The intention here is not to validate each point of the positive and negative commentary, but to bring the issues to the fore so that the entire scenario and requirements it generates can be understood in the context of what has gone on with the list. If I have transcribed the negative commentary incorrectly, I'm open to fixing that, but striking each point fundamentally misses the point of why it's in the draft.

This transcribed commentary is one-sided and lacking a basis. Whether supported by a few on list at the time, it is still wrong and does not belong in the requirements document.

Being able to associate signing domains with various email-addresses without involving three different organizations is critical for allowing DKIM to scale and to offer a greater scope of protection. Don't suggest delegating one's domain or allowing third parties access to private keys is without even more significant risks.

The basis of the these negative concerns presume:

 A-  the designated signing domain is unable to restrict
     access against non-validated email-addresses. (How is
     the 'i=' syntax be expected to work?)

 B-  the policy for the designated domain is unable to assert
     that an email-address should not be presumed valid.

 C-  the policy can not scale as needed or is complex.

 D-  a designated domain may confuse who should be held
     accountable. (Hint: whoever signed or IP address)

 E-  the signing domain should only associate with the
     From email-address, not the domain administrating the
     client whose IP address _will_ be held accountable. : O

 E-  only the email-address domain owner benefits from DKIM
     abuse reporting.

 F-  sharing a private keys or domain with a third-party
     is well understood and therefore safe.

 G-  referencing a signing domain within a policy is
     fraught with security risks avoided by sharing keys
     and domains.

DKIM will not fulfill any provider's dream that they no longer need to worry about what comes out of their networks. DKIM will provide them clean and noise-free feedback. For this feedback, _they_ must be the one's signing with _their_ keys and not that of their customers. : O

When the provider insists upon using their keys is where policy plays a vital and valuable role. The policy for an email-address, whether it is the 2822.From or the 2821.MAIL_FROM, can associate a provider's signing domain without the provider needing to coordinate several complex details with the customer and the customer's DNS provider. Scaling.

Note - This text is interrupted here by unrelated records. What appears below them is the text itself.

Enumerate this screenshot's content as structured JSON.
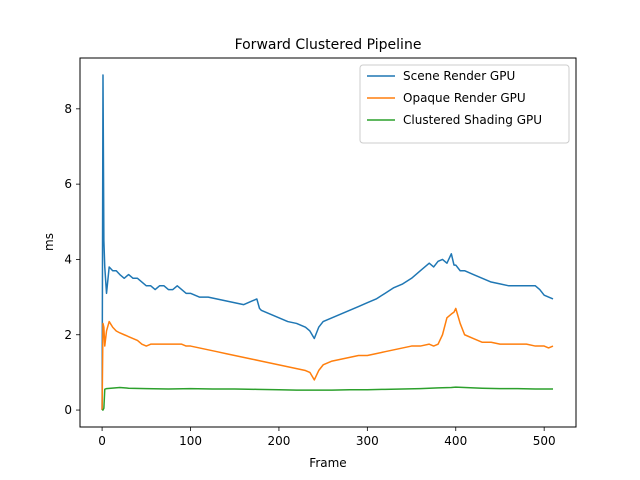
{
  "chart_data": {
    "type": "line",
    "title": "Forward Clustered Pipeline",
    "xlabel": "Frame",
    "ylabel": "ms",
    "xlim": [
      -25,
      536
    ],
    "ylim": [
      -0.45,
      9.35
    ],
    "xticks": [
      0,
      100,
      200,
      300,
      400,
      500
    ],
    "yticks": [
      0,
      2,
      4,
      6,
      8
    ],
    "grid": false,
    "legend_position": "top-right",
    "series": [
      {
        "name": "Scene Render GPU",
        "color": "#1f77b4",
        "x": [
          0,
          1,
          2,
          3,
          5,
          8,
          12,
          16,
          20,
          25,
          30,
          35,
          40,
          45,
          50,
          55,
          60,
          65,
          70,
          75,
          80,
          85,
          90,
          95,
          100,
          110,
          120,
          130,
          140,
          150,
          160,
          170,
          175,
          178,
          180,
          190,
          200,
          210,
          220,
          230,
          235,
          240,
          245,
          250,
          260,
          270,
          280,
          290,
          300,
          310,
          320,
          330,
          340,
          350,
          360,
          370,
          375,
          380,
          385,
          390,
          395,
          398,
          400,
          405,
          410,
          420,
          430,
          440,
          450,
          460,
          470,
          480,
          490,
          495,
          500,
          505,
          510
        ],
        "values": [
          0.0,
          8.9,
          4.5,
          3.8,
          3.1,
          3.8,
          3.7,
          3.7,
          3.6,
          3.5,
          3.6,
          3.5,
          3.5,
          3.4,
          3.3,
          3.3,
          3.2,
          3.3,
          3.3,
          3.2,
          3.2,
          3.3,
          3.2,
          3.1,
          3.1,
          3.0,
          3.0,
          2.95,
          2.9,
          2.85,
          2.8,
          2.9,
          2.95,
          2.7,
          2.65,
          2.55,
          2.45,
          2.35,
          2.3,
          2.2,
          2.1,
          1.9,
          2.2,
          2.35,
          2.45,
          2.55,
          2.65,
          2.75,
          2.85,
          2.95,
          3.1,
          3.25,
          3.35,
          3.5,
          3.7,
          3.9,
          3.8,
          3.95,
          4.0,
          3.9,
          4.15,
          3.85,
          3.85,
          3.7,
          3.7,
          3.6,
          3.5,
          3.4,
          3.35,
          3.3,
          3.3,
          3.3,
          3.3,
          3.2,
          3.05,
          3.0,
          2.95
        ]
      },
      {
        "name": "Opaque Render GPU",
        "color": "#ff7f0e",
        "x": [
          0,
          1,
          2,
          3,
          5,
          8,
          12,
          16,
          20,
          25,
          30,
          35,
          40,
          45,
          50,
          55,
          60,
          65,
          70,
          75,
          80,
          85,
          90,
          95,
          100,
          110,
          120,
          130,
          140,
          150,
          160,
          170,
          180,
          190,
          200,
          210,
          220,
          230,
          235,
          240,
          245,
          250,
          260,
          270,
          280,
          290,
          300,
          310,
          320,
          330,
          340,
          350,
          360,
          370,
          375,
          380,
          385,
          390,
          395,
          398,
          400,
          405,
          410,
          420,
          430,
          440,
          450,
          460,
          470,
          480,
          490,
          495,
          500,
          505,
          510
        ],
        "values": [
          0.0,
          2.3,
          2.2,
          1.7,
          2.1,
          2.35,
          2.2,
          2.1,
          2.05,
          2.0,
          1.95,
          1.9,
          1.85,
          1.75,
          1.7,
          1.75,
          1.75,
          1.75,
          1.75,
          1.75,
          1.75,
          1.75,
          1.75,
          1.7,
          1.7,
          1.65,
          1.6,
          1.55,
          1.5,
          1.45,
          1.4,
          1.35,
          1.3,
          1.25,
          1.2,
          1.15,
          1.1,
          1.05,
          1.0,
          0.8,
          1.05,
          1.2,
          1.3,
          1.35,
          1.4,
          1.45,
          1.45,
          1.5,
          1.55,
          1.6,
          1.65,
          1.7,
          1.7,
          1.75,
          1.7,
          1.75,
          2.0,
          2.45,
          2.55,
          2.6,
          2.7,
          2.3,
          2.0,
          1.9,
          1.8,
          1.8,
          1.75,
          1.75,
          1.75,
          1.75,
          1.7,
          1.7,
          1.7,
          1.65,
          1.7
        ]
      },
      {
        "name": "Clustered Shading GPU",
        "color": "#2ca02c",
        "x": [
          0,
          1,
          2,
          3,
          5,
          10,
          20,
          30,
          50,
          75,
          100,
          125,
          150,
          175,
          200,
          220,
          240,
          260,
          280,
          300,
          320,
          340,
          360,
          380,
          395,
          400,
          410,
          430,
          450,
          470,
          490,
          500,
          510
        ],
        "values": [
          0.0,
          0.0,
          0.05,
          0.55,
          0.57,
          0.58,
          0.6,
          0.58,
          0.57,
          0.56,
          0.57,
          0.56,
          0.56,
          0.55,
          0.54,
          0.53,
          0.53,
          0.53,
          0.54,
          0.54,
          0.55,
          0.56,
          0.57,
          0.59,
          0.6,
          0.61,
          0.6,
          0.58,
          0.57,
          0.57,
          0.56,
          0.56,
          0.56
        ]
      }
    ]
  }
}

The reason for even obtaining a policy records is to determine whether the email-address is associated with the signing domain. By allowing comprehensive coverage of a single signing domain, this policy can allow annotations of retained email-addresses that protect Eliot's dad. Others may expect that policy only blocks exact-domain spoofing, but this is likely only wishful thinking. Don't be too sure that blocking some very small percentage of abuse justifies searching up label trees after each and every message received.